Bei einem kalkulierten Tagessatz von 130 Euro für die Unterbringung der Hattingerin in einer Haftanstalt entstehen dem Steuerzahler bei angenommenen 15 Monaten Kosten in Höhe von ca. 58.500 Euro für diese "Jugend-erzieherische" Maßnahme. Dazu kommen noch die Kosten für eine entsprechende Therapie. Die Kosten des Arbeitsaufwandes von Polizei, Staatsanwaltschaft und Gericht sind hierbei noch nicht berücksichtigt.

Erläuterung : Therapie vor Strafe
Gesetz über den Verkehr mit Betäubungsmitteln (Betäubungsmittelgesetz - BtMG)

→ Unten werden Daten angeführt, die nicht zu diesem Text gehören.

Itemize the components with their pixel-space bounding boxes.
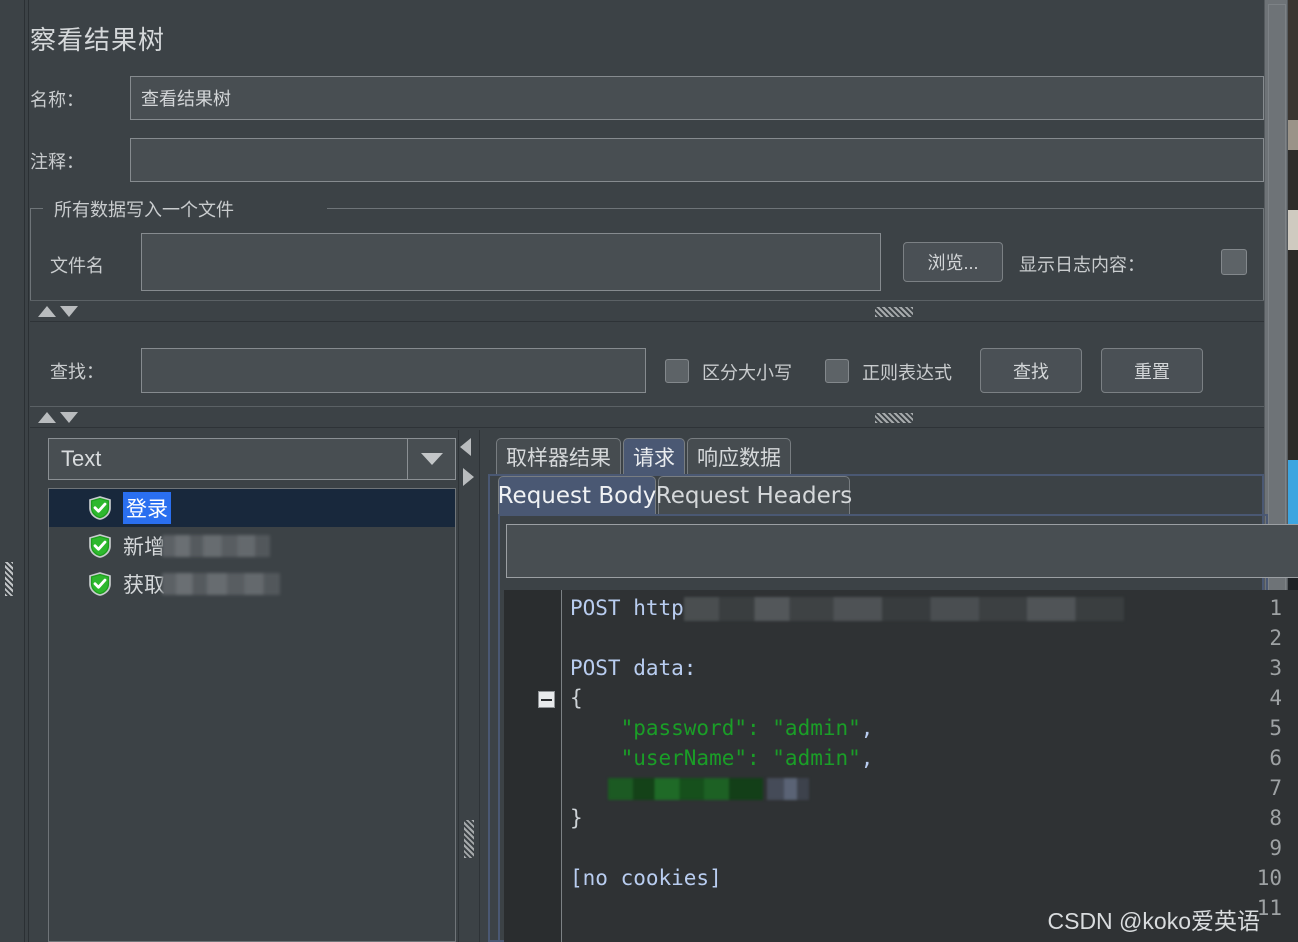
- show-log-label: 显示日志内容：: [1019, 255, 1145, 275]
- code-token: ,: [860, 746, 874, 770]
- code-token: "userName": "admin": [570, 746, 861, 770]
- collapse-up-icon[interactable]: [38, 306, 56, 317]
- tree-row[interactable]: 获取: [49, 565, 455, 603]
- code-token: POST http: [570, 596, 684, 620]
- success-shield-icon: [87, 533, 113, 559]
- tree-row[interactable]: 新增: [49, 527, 455, 565]
- code-line: POST data:: [570, 656, 696, 680]
- collapse-right-icon[interactable]: [463, 468, 474, 486]
- request-tab-panel: Request Body Request Headers 1 POST http 2 3…: [488, 474, 1298, 942]
- splitter-grip-vertical-icon[interactable]: [464, 820, 474, 858]
- line-number: 4: [1269, 686, 1282, 710]
- comment-input[interactable]: [130, 138, 1264, 182]
- code-line: "userName": "admin",: [570, 746, 874, 770]
- result-tabs[interactable]: 取样器结果 请求 响应数据: [488, 438, 1264, 476]
- results-tree-panel: 察看结果树 名称： 查看结果树 注释： 所有数据写入一个文件 文件名 浏览...…: [0, 0, 1298, 942]
- line-number: 10: [1256, 866, 1282, 890]
- line-number: 7: [1269, 776, 1282, 800]
- redacted-text: [162, 535, 270, 557]
- splitter-top[interactable]: [30, 300, 1264, 322]
- tab-2[interactable]: 请求: [623, 438, 685, 474]
- page-title: 察看结果树: [30, 25, 166, 55]
- dock-grip-icon[interactable]: [5, 562, 13, 596]
- regex-checkbox[interactable]: [825, 359, 849, 383]
- write-all-data-legend: 所有数据写入一个文件: [48, 196, 240, 222]
- collapse-down-icon[interactable]: [60, 306, 78, 317]
- request-search-input[interactable]: [506, 524, 1298, 578]
- line-number: 3: [1269, 656, 1282, 680]
- code-token: [no cookies]: [570, 866, 722, 890]
- result-tree[interactable]: 登录 新增 获取: [48, 488, 456, 942]
- view-results-tree-window: 察看结果树 名称： 查看结果树 注释： 所有数据写入一个文件 文件名 浏览...…: [0, 0, 1298, 942]
- filename-input[interactable]: [141, 233, 881, 291]
- request-code-viewer[interactable]: 1 POST http 2 3 POST data: 4 {5 "password": "a…: [504, 590, 1298, 942]
- splitter-middle[interactable]: [30, 406, 1264, 428]
- redacted-text: [162, 573, 280, 595]
- find-input[interactable]: [141, 348, 646, 393]
- name-input[interactable]: 查看结果树: [130, 76, 1264, 120]
- code-line: }: [570, 806, 583, 830]
- code-gutter: [504, 590, 562, 942]
- code-fold-minus-icon[interactable]: [538, 691, 555, 708]
- code-token: {: [570, 686, 583, 710]
- code-line: {: [570, 686, 583, 710]
- regex-label: 正则表达式: [862, 363, 952, 383]
- subtab-2[interactable]: Request Headers: [656, 476, 852, 514]
- splitter-vertical[interactable]: [458, 430, 480, 942]
- browse-button[interactable]: 浏览...: [903, 242, 1003, 282]
- comment-label: 注释：: [30, 152, 84, 172]
- success-shield-icon: [87, 571, 113, 597]
- redacted-json-value: [767, 778, 809, 800]
- renderer-combobox[interactable]: Text: [48, 438, 456, 480]
- line-number: 6: [1269, 746, 1282, 770]
- line-number: 5: [1269, 716, 1282, 740]
- case-sensitive-label: 区分大小写: [702, 363, 792, 383]
- filename-label: 文件名: [50, 256, 104, 276]
- line-number: 11: [1256, 896, 1282, 920]
- code-token: POST data:: [570, 656, 697, 680]
- request-body-panel: 1 POST http 2 3 POST data: 4 {5 "password": "a…: [498, 514, 1298, 942]
- dock-divider: [24, 0, 25, 942]
- dock-divider-2: [28, 0, 29, 942]
- tree-row-label: 新增: [123, 536, 165, 559]
- code-token: ,: [860, 716, 874, 740]
- case-sensitive-checkbox[interactable]: [665, 359, 689, 383]
- collapse-down-icon-2[interactable]: [60, 412, 78, 423]
- redacted-json-key: [608, 778, 763, 800]
- tab-3[interactable]: 响应数据: [687, 438, 791, 474]
- splitter-grip-icon[interactable]: [875, 307, 913, 317]
- collapse-left-icon[interactable]: [460, 438, 471, 456]
- show-log-checkbox[interactable]: [1221, 249, 1247, 275]
- line-number: 2: [1269, 626, 1282, 650]
- line-number: 8: [1269, 806, 1282, 830]
- code-line: [no cookies]: [570, 866, 722, 890]
- code-line: [570, 776, 809, 800]
- renderer-combobox-value: Text: [61, 446, 102, 471]
- collapse-up-icon-2[interactable]: [38, 412, 56, 423]
- code-token: "password": "admin": [570, 716, 861, 740]
- chevron-down-icon: [420, 453, 443, 465]
- tab-1[interactable]: 取样器结果: [496, 438, 621, 474]
- success-shield-icon: [87, 495, 113, 521]
- tree-row-label: 获取: [123, 574, 165, 597]
- name-label: 名称：: [30, 90, 84, 110]
- subtab-1[interactable]: Request Body: [498, 476, 656, 514]
- renderer-combobox-arrow[interactable]: [407, 439, 455, 479]
- tree-row[interactable]: 登录: [49, 489, 455, 527]
- line-number: 9: [1269, 836, 1282, 860]
- splitter-grip-icon-2[interactable]: [875, 413, 913, 423]
- tree-row-label: 登录: [123, 492, 171, 524]
- code-line: "password": "admin",: [570, 716, 874, 740]
- redacted-url: [683, 597, 1124, 621]
- code-token: }: [570, 806, 583, 830]
- find-button[interactable]: 查找: [980, 348, 1082, 393]
- line-number: 1: [1269, 596, 1282, 620]
- reset-button[interactable]: 重置: [1101, 348, 1203, 393]
- find-label: 查找：: [50, 362, 104, 382]
- code-line: POST http: [570, 596, 1124, 621]
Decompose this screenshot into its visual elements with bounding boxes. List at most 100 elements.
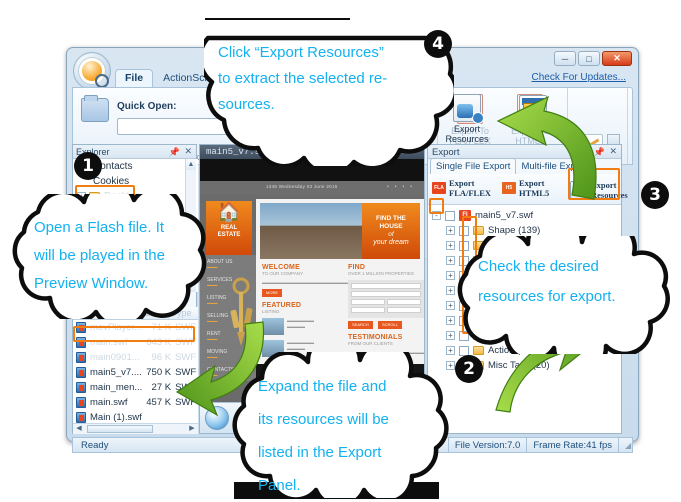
- minimize-button[interactable]: ─: [554, 51, 576, 66]
- tab-file[interactable]: File: [115, 69, 154, 87]
- scroll-button[interactable]: SCROLL: [377, 321, 402, 329]
- file-size: 457 K: [146, 397, 172, 408]
- app-menu-orb-icon[interactable]: [73, 52, 111, 90]
- checkbox[interactable]: [459, 225, 469, 236]
- scroll-left-icon[interactable]: ◀: [73, 424, 85, 434]
- callout-1-text: Open a Flash file. It will be played in …: [34, 219, 165, 292]
- fla-icon: FLA: [432, 182, 446, 194]
- site-brand-line-2: ESTATE: [217, 232, 241, 238]
- file-name: main5_v7....: [90, 367, 142, 378]
- window-controls: ─ □ ✕: [554, 51, 632, 66]
- hero-photo: [260, 203, 362, 259]
- callout-4: Click “Export Resources” to extract the …: [204, 16, 454, 166]
- hero-line-2: HOUSE: [379, 223, 403, 230]
- step-badge-2: 2: [455, 355, 483, 383]
- arrow-to-export-resources: [496, 95, 597, 200]
- file-name: Main (1).swf: [90, 412, 142, 423]
- fl-icon: Fl: [459, 210, 471, 221]
- callout-3: Check the desired resources for export.: [450, 236, 675, 354]
- swf-file-icon: [76, 397, 86, 408]
- file-name: main0901...: [90, 352, 140, 363]
- resize-grip-icon[interactable]: ◢: [618, 438, 632, 452]
- close-icon[interactable]: ✕: [184, 146, 192, 157]
- swf-file-icon: [76, 337, 86, 348]
- hero-band: FIND THE HOUSE of your dream: [362, 203, 420, 259]
- callout-4-text: Click “Export Resources” to extract the …: [218, 44, 388, 113]
- quick-open-label: Quick Open:: [117, 101, 177, 112]
- file-size: 750 K: [146, 367, 172, 378]
- welcome-subheading: TO OUR COMPANY: [262, 271, 304, 276]
- folder-icon: [473, 226, 484, 235]
- export-fla-label-1: Export: [449, 178, 475, 188]
- search-form: [348, 280, 424, 318]
- scroll-right-icon[interactable]: ▶: [186, 424, 198, 434]
- testimonials-subheading: FROM OUR CLIENTS: [348, 341, 393, 346]
- house-icon: 🏠: [217, 202, 241, 223]
- close-button[interactable]: ✕: [602, 51, 632, 66]
- tree-item-label: main5_v7.swf: [475, 210, 534, 221]
- tree-item-label: Shape (139): [488, 225, 541, 236]
- file-size: 71 K: [151, 322, 172, 333]
- max-price-field[interactable]: [387, 299, 421, 305]
- step-badge-4: 4: [424, 30, 452, 58]
- file-size: 96 K: [151, 352, 172, 363]
- export-resources-icon: [453, 94, 483, 123]
- tree-item-label: Cookies: [93, 176, 130, 187]
- step-badge-1: 1: [74, 152, 102, 180]
- folder-icon: [81, 95, 109, 122]
- site-hero: FIND THE HOUSE of your dream: [260, 203, 420, 259]
- swf-file-icon: [76, 412, 86, 423]
- scroll-up-icon[interactable]: ▲: [186, 159, 196, 170]
- site-right-column: FIND OVER 1 MILLION PROPERTIES SEARCH SC…: [348, 264, 424, 356]
- export-fla-label-2: FLA/FLEX: [449, 188, 492, 198]
- step-badge-3: 3: [641, 181, 669, 209]
- tree-item-root[interactable]: - Fl main5_v7.swf: [428, 208, 621, 223]
- featured-subheading: LISTING: [262, 309, 280, 314]
- file-name: movPlayer...: [90, 322, 143, 333]
- select-area-field[interactable]: [351, 283, 421, 289]
- file-name: main_men...: [90, 382, 143, 393]
- close-icon[interactable]: ✕: [609, 146, 617, 157]
- more-link[interactable]: MORE: [262, 289, 282, 297]
- callout-1: Open a Flash file. It will be played in …: [10, 194, 210, 319]
- collapse-icon[interactable]: -: [432, 211, 441, 220]
- callout-2-text: Expand the file and its resources will b…: [258, 378, 389, 494]
- file-size: 643 K: [146, 337, 172, 348]
- export-fla-flex-button[interactable]: FLA Export FLA/FLEX: [432, 178, 491, 198]
- property-type-field[interactable]: [351, 291, 421, 297]
- beds-row: [351, 307, 421, 315]
- search-button[interactable]: SEARCH: [348, 321, 373, 329]
- file-name: main.swf: [90, 397, 128, 408]
- baths-field[interactable]: [387, 307, 421, 313]
- scrollbar-thumb[interactable]: [87, 425, 153, 433]
- swf-file-icon: [76, 367, 86, 378]
- hero-line-1: FIND THE: [376, 215, 406, 222]
- status-file-version: File Version:7.0: [447, 438, 526, 452]
- min-price-field[interactable]: [351, 299, 385, 305]
- swf-file-icon: [76, 352, 86, 363]
- swf-file-icon: [76, 382, 86, 393]
- callout-2: Expand the file and its resources will b…: [232, 352, 450, 498]
- hero-line-3: of: [388, 231, 394, 238]
- checkbox[interactable]: [445, 210, 455, 221]
- find-subheading: OVER 1 MILLION PROPERTIES: [348, 271, 414, 276]
- status-frame-rate: Frame Rate:41 fps: [526, 438, 618, 452]
- site-nav-title: 1345 Wednesday 03 June 2015: [266, 184, 338, 189]
- swf-file-icon: [76, 322, 86, 333]
- expander-icon[interactable]: +: [446, 226, 455, 235]
- welcome-body: ▬▬▬▬▬▬▬▬▬▬▬▬▬▬▬▬▬▬▬▬▬▬▬▬▬▬▬▬: [262, 280, 388, 285]
- site-nav-links: ••••: [386, 184, 418, 190]
- price-row: [351, 299, 421, 307]
- check-for-updates-link[interactable]: Check For Updates...: [532, 72, 626, 83]
- site-brand-line-1: REAL: [220, 225, 238, 231]
- magnifier-orb-icon: [79, 58, 109, 88]
- callout-3-text: Check the desired resources for export.: [478, 258, 616, 305]
- hero-line-4: your dream: [373, 239, 409, 246]
- site-navbar: 1345 Wednesday 03 June 2015 ••••: [200, 181, 424, 195]
- file-name: main.swf: [90, 337, 128, 348]
- beds-field[interactable]: [351, 307, 385, 313]
- site-logo: 🏠 REAL ESTATE: [206, 201, 252, 255]
- pin-icon[interactable]: 📌: [169, 147, 180, 158]
- file-size: 27 K: [151, 382, 172, 393]
- maximize-button[interactable]: □: [578, 51, 600, 66]
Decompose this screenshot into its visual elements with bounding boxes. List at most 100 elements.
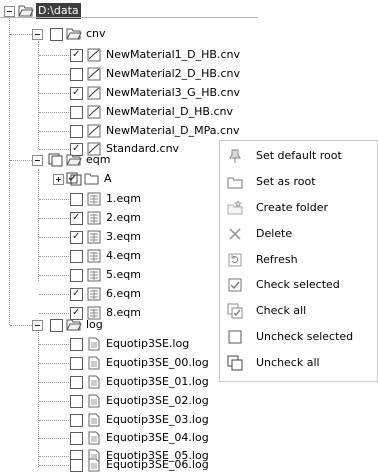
table-file-icon bbox=[87, 249, 101, 263]
menu-item-label: Uncheck selected bbox=[256, 330, 354, 343]
checkbox[interactable] bbox=[70, 125, 83, 138]
tree-guide-line bbox=[9, 15, 10, 325]
file-label: Equotip3SE_00.log bbox=[106, 356, 209, 369]
check-all-icon bbox=[227, 303, 243, 319]
folder-label: cnv bbox=[86, 27, 106, 40]
file-label: Equotip3SE_04.log bbox=[106, 431, 209, 444]
curve-file-icon bbox=[87, 86, 101, 100]
partial-check-icon bbox=[66, 172, 82, 186]
table-file-icon bbox=[87, 211, 101, 225]
checkbox[interactable] bbox=[70, 231, 83, 244]
file-label: NewMaterial_D_HB.cnv bbox=[106, 105, 233, 118]
menu-item-refresh[interactable]: Refresh bbox=[220, 247, 377, 272]
log-file-icon bbox=[88, 431, 100, 445]
menu-item-label: Set as root bbox=[256, 175, 316, 188]
checkbox[interactable] bbox=[70, 288, 83, 301]
menu-item-label: Create folder bbox=[256, 201, 328, 214]
collapse-toggle[interactable] bbox=[32, 155, 43, 166]
menu-item-label: Uncheck all bbox=[256, 356, 320, 369]
collapse-toggle[interactable] bbox=[4, 6, 15, 17]
file-label: 4.eqm bbox=[106, 249, 141, 262]
checkbox[interactable] bbox=[70, 49, 83, 62]
delete-icon bbox=[229, 228, 241, 240]
menu-item-uncheck-selected[interactable]: Uncheck selected bbox=[220, 324, 377, 349]
file-label: 8.eqm bbox=[106, 306, 141, 319]
log-file-icon bbox=[88, 356, 100, 370]
checkbox[interactable] bbox=[70, 414, 83, 427]
menu-item-set-as-root[interactable]: Set as root bbox=[220, 169, 377, 194]
file-label: Standard.cnv bbox=[106, 142, 180, 155]
table-file-icon bbox=[87, 192, 101, 206]
checkbox[interactable] bbox=[70, 376, 83, 389]
checkbox[interactable] bbox=[70, 250, 83, 263]
folder-icon bbox=[227, 177, 243, 189]
menu-item-delete[interactable]: Delete bbox=[220, 221, 377, 246]
menu-item-check-all[interactable]: Check all bbox=[220, 298, 377, 323]
folder-label: A bbox=[104, 172, 112, 185]
menu-item-create-folder[interactable]: Create folder bbox=[220, 195, 377, 220]
context-menu: Set default root Set as root Create fold… bbox=[219, 140, 378, 382]
file-label: 5.eqm bbox=[106, 268, 141, 281]
table-file-icon bbox=[87, 230, 101, 244]
file-label: NewMaterial_D_MPa.cnv bbox=[106, 124, 240, 137]
folder-icon bbox=[84, 173, 99, 185]
folder-open-icon bbox=[18, 5, 34, 17]
curve-file-icon bbox=[87, 105, 101, 119]
checkbox[interactable] bbox=[70, 395, 83, 408]
default-root-icon bbox=[229, 149, 241, 163]
file-label: 6.eqm bbox=[106, 287, 141, 300]
menu-item-label: Delete bbox=[256, 227, 293, 240]
log-file-icon bbox=[88, 375, 100, 389]
file-label: Equotip3SE_02.log bbox=[106, 394, 209, 407]
tree-guide-line bbox=[38, 329, 39, 467]
log-file-icon bbox=[88, 413, 100, 427]
menu-item-check-selected[interactable]: Check selected bbox=[220, 272, 377, 297]
menu-item-label: Check selected bbox=[256, 278, 340, 291]
file-label: NewMaterial2_D_HB.cnv bbox=[106, 67, 240, 80]
tree-guide-line bbox=[38, 41, 39, 149]
curve-file-icon bbox=[87, 124, 101, 138]
file-label: NewMaterial1_D_HB.cnv bbox=[106, 48, 240, 61]
table-file-icon bbox=[87, 287, 101, 301]
refresh-icon bbox=[228, 253, 242, 267]
folder-label: log bbox=[86, 318, 103, 331]
menu-item-label: Refresh bbox=[256, 253, 298, 266]
checkbox[interactable] bbox=[50, 28, 63, 41]
log-file-icon bbox=[88, 394, 100, 408]
checkbox[interactable] bbox=[70, 68, 83, 81]
collapse-toggle[interactable] bbox=[32, 29, 43, 40]
folder-open-icon bbox=[66, 154, 82, 166]
file-label: NewMaterial3_G_HB.cnv bbox=[106, 86, 241, 99]
menu-item-label: Set default root bbox=[256, 149, 342, 162]
file-label: Equotip3SE_01.log bbox=[106, 375, 209, 388]
checkbox[interactable] bbox=[70, 212, 83, 225]
log-file-icon bbox=[88, 337, 100, 351]
checkbox[interactable] bbox=[70, 357, 83, 370]
tree-guide-line bbox=[38, 169, 39, 281]
partial-check-icon bbox=[48, 153, 63, 167]
file-label: 1.eqm bbox=[106, 192, 141, 205]
uncheck-all-icon bbox=[227, 355, 243, 371]
curve-file-icon bbox=[87, 67, 101, 81]
menu-item-label: Check all bbox=[256, 304, 307, 317]
file-label: 2.eqm bbox=[106, 211, 141, 224]
checkbox[interactable] bbox=[70, 106, 83, 119]
checkbox[interactable] bbox=[70, 432, 83, 445]
new-folder-icon bbox=[227, 200, 243, 215]
file-label: Equotip3SE.log bbox=[106, 337, 190, 350]
folder-label: eqm bbox=[86, 153, 111, 166]
file-label: 3.eqm bbox=[106, 230, 141, 243]
checkbox[interactable] bbox=[70, 459, 83, 472]
checkbox[interactable] bbox=[70, 269, 83, 282]
folder-open-icon bbox=[66, 28, 82, 40]
checkbox[interactable] bbox=[50, 319, 63, 332]
file-label: Equotip3SE_03.log bbox=[106, 413, 209, 426]
expand-toggle[interactable] bbox=[53, 174, 64, 185]
checkbox[interactable] bbox=[70, 193, 83, 206]
checkbox[interactable] bbox=[70, 87, 83, 100]
menu-item-uncheck-all[interactable]: Uncheck all bbox=[220, 350, 377, 375]
menu-item-set-default-root[interactable]: Set default root bbox=[220, 143, 377, 168]
checkbox[interactable] bbox=[70, 338, 83, 351]
check-selected-icon bbox=[228, 278, 242, 292]
collapse-toggle[interactable] bbox=[32, 320, 43, 331]
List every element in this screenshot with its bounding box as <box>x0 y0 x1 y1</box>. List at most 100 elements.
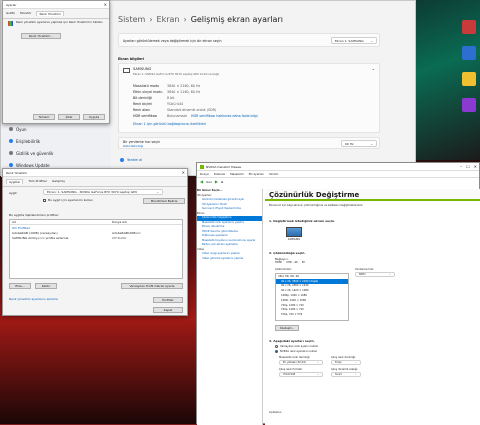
nvidia-main-panel: Çözünürlük Değiştirme Ekranınız için bil… <box>265 189 480 425</box>
tab-all-profiles[interactable]: Tüm Profiller <box>28 179 47 184</box>
breadcrumb-system[interactable]: Sistem <box>118 15 145 24</box>
monitor-icon <box>123 68 130 73</box>
desktop-icon-2[interactable] <box>462 46 476 60</box>
tab-uhd[interactable]: UHD - 4K <box>286 261 298 264</box>
dialog-tabs: Aygıtlar Tüm Profiller Gelişmiş <box>3 177 187 187</box>
minimize-icon[interactable]: – <box>460 164 462 169</box>
ok-button[interactable]: Tamam <box>33 114 55 120</box>
gaming-icon <box>9 127 13 131</box>
monitor-icon <box>286 227 302 237</box>
set-default-button[interactable]: Varsayılan Profil Olarak Ayarla <box>121 283 183 289</box>
color-management-button[interactable]: Renk Yönetimi... <box>21 33 61 39</box>
nvidia-control-panel: NVIDIA Denetim Masası – ☐ ✕ Dosya Düzenle … <box>196 162 480 425</box>
tab-pc[interactable]: PC <box>302 261 305 264</box>
profiles-button[interactable]: Profiller <box>153 297 183 303</box>
home-icon[interactable]: ⌂ <box>221 179 224 184</box>
customize-button[interactable]: Özelleştir... <box>275 325 299 331</box>
tree-item[interactable]: Video görüntü ayarlarını yapma <box>197 257 262 262</box>
accessibility-icon <box>9 139 13 143</box>
help-link[interactable]: Yardım al <box>120 158 142 162</box>
close-icon[interactable]: ✕ <box>104 2 107 7</box>
tab-devices[interactable]: Aygıtlar <box>6 179 24 184</box>
page-title: Gelişmiş ekran ayarları <box>190 15 283 24</box>
back-button[interactable]: Geri <box>206 180 212 184</box>
monitor-tile[interactable]: SAMSUNG <box>285 227 303 243</box>
output-format-label: Çıkış renk formatı: <box>279 368 303 371</box>
resolution-label: Çözünürlük: <box>275 267 292 271</box>
maximize-icon[interactable]: ☐ <box>466 164 470 169</box>
nav-item-privacy[interactable]: Gizlilik ve güvenlik <box>9 149 53 157</box>
task-tree: Bir Görev Seçin... 3D Ayarları Görüntü ö… <box>197 189 263 425</box>
identify-monitors-button[interactable]: Monitörleri Belirle <box>143 198 185 204</box>
menu-edit[interactable]: Düzenle <box>214 172 225 176</box>
hdr-info-link[interactable]: HDR sertifikası hakkında daha fazla bilg… <box>191 114 258 118</box>
nvidia-toolbar: ◀ Geri ▶ ⌂ <box>197 178 479 185</box>
apply-button[interactable]: Uygula <box>83 114 105 120</box>
tab-monitor[interactable]: Monitör <box>20 11 31 16</box>
chevron-up-icon[interactable]: ⌃ <box>372 68 375 73</box>
nav-item-accessibility[interactable]: Erişilebilirlik <box>9 137 40 145</box>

§ 35 Zurückstellung der Strafvollstreckung

(1) Ist jemand wegen einer Straftat zu einer Freiheitsstrafe von nicht mehr als zwei Jahren verurteilt worden und ergibt sich aus den Urteilsgründen oder steht sonst fest, daß er die Tat auf Grund einer Betäubungsmittelabhängigkeit begangen hat, so kann die Vollstreckungsbehörde mit Zustimmung des Gerichts des ersten Rechtszuges die Vollstreckung der Strafe, eines Strafrestes oder der Maßregel der Unterbringung in einer Entziehungsanstalt für längstens zwei Jahre zurückstellen, wenn der Verurteilte sich wegen seiner Abhängigkeit in einer seiner Rehabilitation dienenden Behandlung befindet oder zusagt, sich einer solchen zu unterziehen, und deren Beginn gewährleistet ist. Als Behandlung gilt auch der Aufenthalt in einer staatlich anerkannten Einrichtung, die dazu dient, die Abhängigkeit zu beheben oder einer erneuten Abhängigkeit entgegenzuwirken.